6. Chase Utley, 2B, Phillies — While Oakland’s Ben Zobrist would be the perfect fit for the Yankees at second base, a less-expensive (in player-acquisition costs) solution might be Utley, who has begun to hit after a slow start. Utley, who would have to OK any deal, was hitting .099 on May 8. Since then, he is 26 for 79 (.329) with an .877 OPS. When Utley went 3 for 4 Tuesday night it pushed his season average over .200 for the first time.

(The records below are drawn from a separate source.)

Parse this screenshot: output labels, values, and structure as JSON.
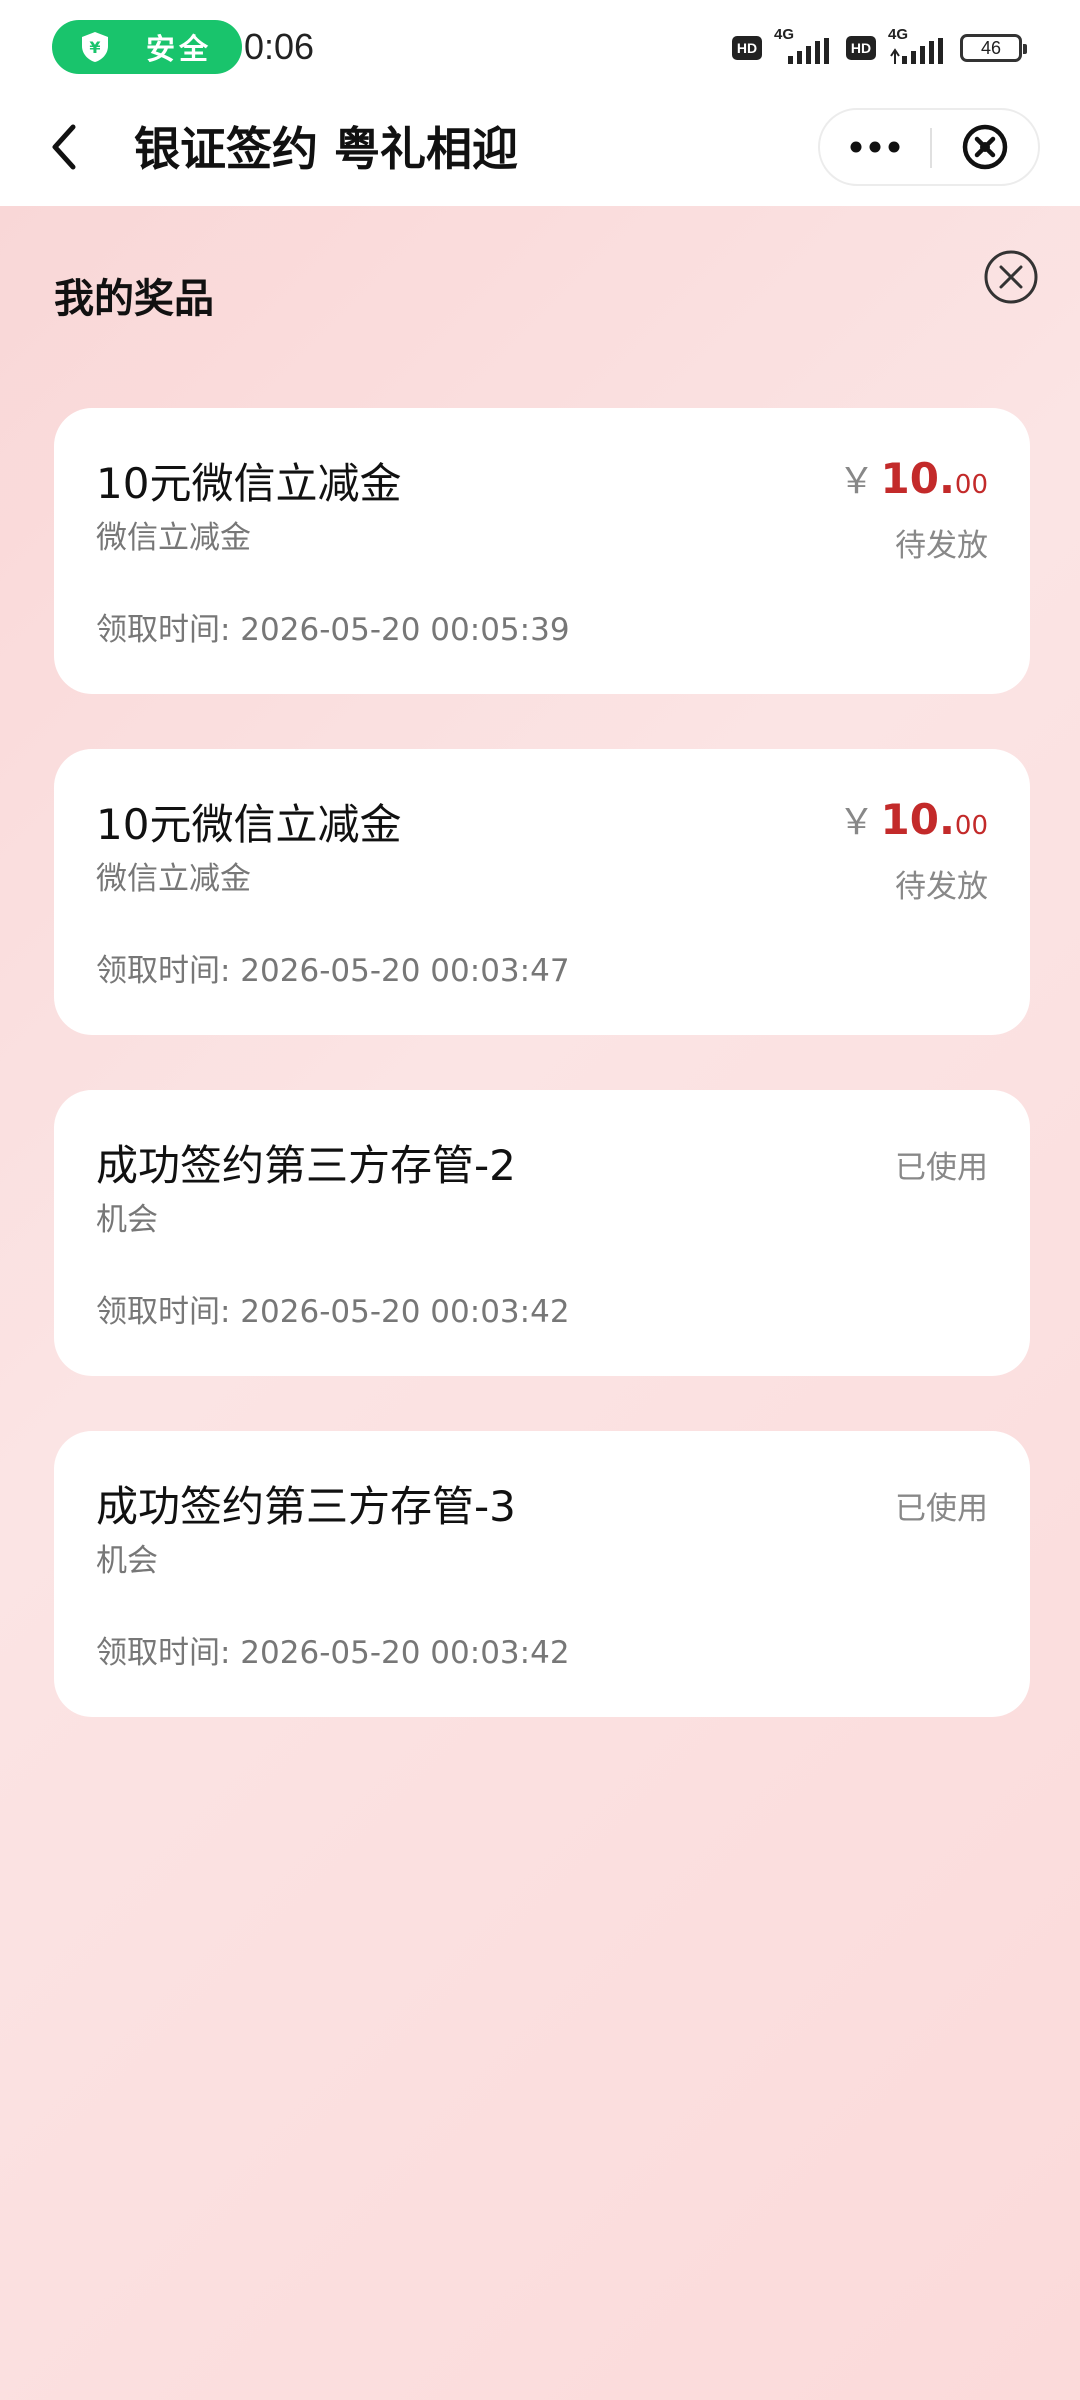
{
  "status_bar": {
    "security_label": "安全",
    "clock": "0:06",
    "network1_hd": "HD",
    "network1_gen": "4G",
    "network2_hd": "HD",
    "network2_gen": "4G",
    "battery": "46"
  },
  "nav": {
    "title": "银证签约 粤礼相迎",
    "icons": [
      "chevron-left-icon",
      "more-dots-icon",
      "close-circle-icon"
    ]
  },
  "panel": {
    "title": "我的奖品"
  },
  "prizes": [
    {
      "name": "10元微信立减金",
      "sub": "微信立减金",
      "time": "领取时间: 2026-05-20 00:05:39",
      "currency": "￥",
      "amount_int": "10.",
      "amount_dec": "00",
      "status": "待发放"
    },
    {
      "name": "10元微信立减金",
      "sub": "微信立减金",
      "time": "领取时间: 2026-05-20 00:03:47",
      "currency": "￥",
      "amount_int": "10.",
      "amount_dec": "00",
      "status": "待发放"
    },
    {
      "name": "成功签约第三方存管-2",
      "sub": "机会",
      "time": "领取时间: 2026-05-20 00:03:42",
      "status": "已使用"
    },
    {
      "name": "成功签约第三方存管-3",
      "sub": "机会",
      "time": "领取时间: 2026-05-20 00:03:42",
      "status": "已使用"
    }
  ],
  "colors": {
    "security_green": "#19c46c",
    "price_red": "#c32a2a",
    "background_pink": "#fbe1e1"
  }
}
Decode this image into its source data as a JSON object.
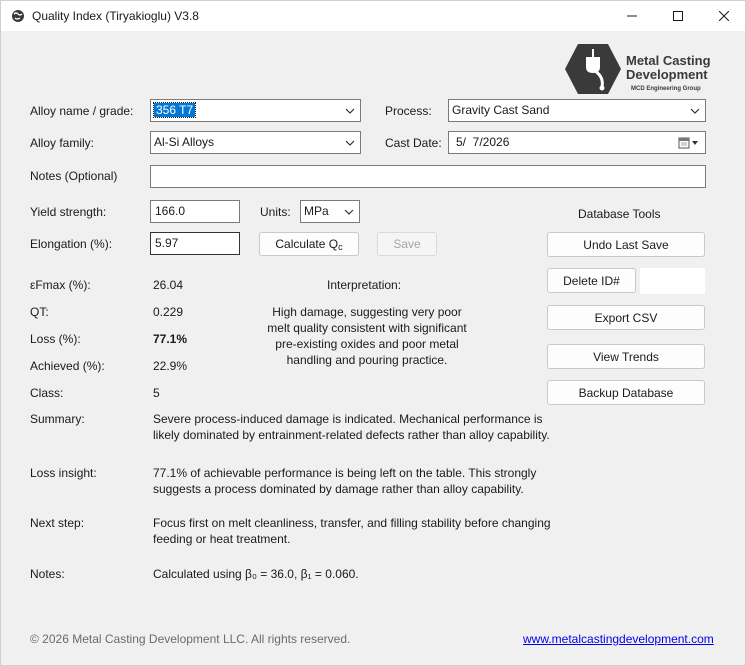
{
  "window": {
    "title": "Quality Index (Tiryakioglu) V3.8",
    "app_icon": "globe-icon"
  },
  "logo": {
    "name_line1": "Metal Casting",
    "name_line2": "Development",
    "subtitle": "MCD Engineering Group",
    "icon": "ladle-hexagon-icon",
    "color": "#3a3a3a"
  },
  "form": {
    "alloy_name_label": "Alloy name / grade:",
    "alloy_name_value": "356 T7",
    "alloy_family_label": "Alloy family:",
    "alloy_family_value": "Al-Si Alloys",
    "process_label": "Process:",
    "process_value": "Gravity Cast Sand",
    "cast_date_label": "Cast Date:",
    "cast_date_value": "5/  7/2026",
    "notes_label": "Notes (Optional)",
    "notes_value": "",
    "yield_label": "Yield strength:",
    "yield_value": "166.0",
    "units_label": "Units:",
    "units_value": "MPa",
    "elongation_label": "Elongation (%):",
    "elongation_value": "5.97",
    "calculate_label": "Calculate Q",
    "calculate_subscript": "c",
    "save_label": "Save"
  },
  "db_tools": {
    "heading": "Database Tools",
    "undo_label": "Undo Last Save",
    "delete_label": "Delete ID#",
    "delete_id_value": "",
    "export_label": "Export CSV",
    "trends_label": "View Trends",
    "backup_label": "Backup Database"
  },
  "results": {
    "efmax_label": "εFmax (%):",
    "efmax_value": "26.04",
    "qt_label": "QT:",
    "qt_value": "0.229",
    "loss_label": "Loss (%):",
    "loss_value": "77.1%",
    "achieved_label": "Achieved (%):",
    "achieved_value": "22.9%",
    "class_label": "Class:",
    "class_value": "5",
    "interpretation_label": "Interpretation:",
    "interpretation_lines": [
      "High damage, suggesting very poor",
      "melt quality consistent with significant",
      "pre-existing oxides and poor metal",
      "handling and pouring practice."
    ],
    "summary_label": "Summary:",
    "summary_lines": [
      "Severe process-induced damage is indicated. Mechanical performance is",
      "likely dominated by entrainment-related defects rather than alloy capability."
    ],
    "loss_insight_label": "Loss insight:",
    "loss_insight_lines": [
      "77.1% of achievable performance is being left on the table. This strongly",
      "suggests a process dominated by damage rather than alloy capability."
    ],
    "next_step_label": "Next step:",
    "next_step_lines": [
      "Focus first on melt cleanliness, transfer, and filling stability before changing",
      "feeding or heat treatment."
    ],
    "notes_label": "Notes:",
    "notes_value": "Calculated using β₀ = 36.0, β₁ = 0.060."
  },
  "footer": {
    "copyright": "© 2026 Metal Casting Development LLC. All rights reserved.",
    "link": "www.metalcastingdevelopment.com",
    "link_color": "#0000ee"
  }
}
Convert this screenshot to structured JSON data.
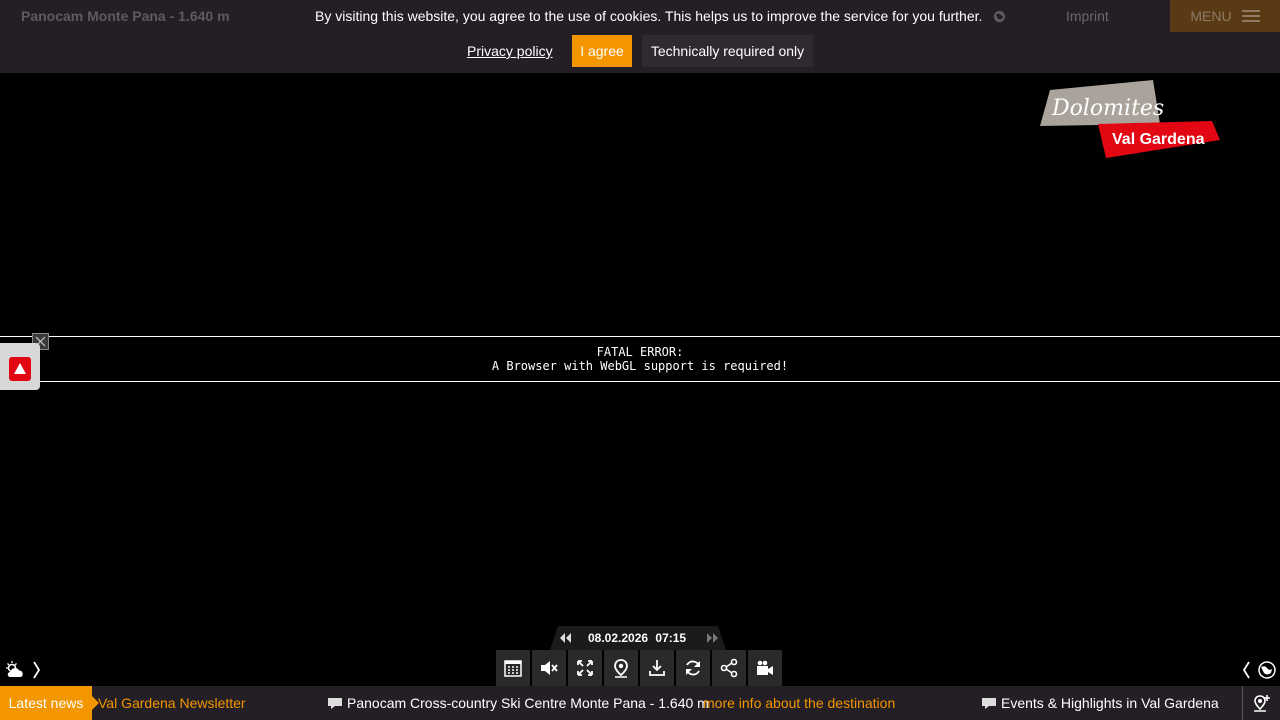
{
  "header": {
    "title": "Panocam Monte Pana - 1.640 m",
    "imprint": "Imprint",
    "menu_label": "MENU"
  },
  "cookie": {
    "text": "By visiting this website, you agree to the use of cookies. This helps us to improve the service for you further.",
    "privacy": "Privacy policy",
    "agree": "I agree",
    "required_only": "Technically required only"
  },
  "logo": {
    "line1": "Dolomites",
    "line2": "Val Gardena"
  },
  "error": {
    "title": "FATAL ERROR:",
    "message": "A Browser with WebGL support is required!"
  },
  "timeline": {
    "date": "08.02.2026",
    "time": "07:15"
  },
  "toolbar": {
    "buttons": [
      "calendar-icon",
      "mute-icon",
      "fullscreen-icon",
      "location-icon",
      "download-icon",
      "refresh-icon",
      "share-icon",
      "camera-icon"
    ]
  },
  "ticker": {
    "label": "Latest news",
    "item1": "Val Gardena Newsletter",
    "item2": "Panocam Cross-country Ski Centre Monte Pana - 1.640 m",
    "item2_link": "more info about the destination",
    "item3": "Events & Highlights in Val Gardena"
  },
  "colors": {
    "accent": "#f39600",
    "bar": "#231f24",
    "logo_red": "#e30613",
    "logo_grey": "#a9a39b"
  }
}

7. Matt Wieters, C, Orioles — Important time for Wieters, who has returned from Tommy John surgery. He hadn’t played since May 10 of last season, when he had gotten off to a very good start offensively — .308 with five homers and 18 RBIs through 26 games. Wieters can be a free agent, so if he has a good and healthy rest of the year, the 29-year-old backstop will do well. It doesn’t appear the Orioles will re-sign him.
8. Jason Grilli, RHP, Braves — Several teams have Grilli as a target near the trade deadline. Teams such as the Red Sox and Yankees have always viewed Grilli as a perfect late-inning reliever who has been willing to take the ball in any role.
9. Chris Tillman, RHP, Orioles — Tillman has gone from a potential ace following 2014 to a liability. He’s definitely pitching coach Dave Wallace’s biggest project. Tillman’s 5.94 ERA is the fourth highest among qualifiers, better than only Jeremy Guthrie, Kyle Lohse, and Kyle Kendrick. A huge problem has been first batters of innings. They have reached 52 percent of the time against Tillman this year, worst in the major leagues.
From the Bill Chuck files — “The first time Pablo Sandoval faces a starter in a game he hits .275, but the second time he drops to .205 and the third time he hits just .189.” . . . Also, “From 2011-14 with the Braves, Craig Kimbrel had a 1.51 ERA, a WHIP of 0.880, and a hits per nine innings rate of 4.8. This year with the Padres, Kimbrel has a 4.50 ERA, a WHIP of 1.400, and a hits per nine innings rate of 9.0.” . . . Happy birthday, Roberto Petagine (44), Jeff Pierce (46), and Heathcliff Slocumb (49).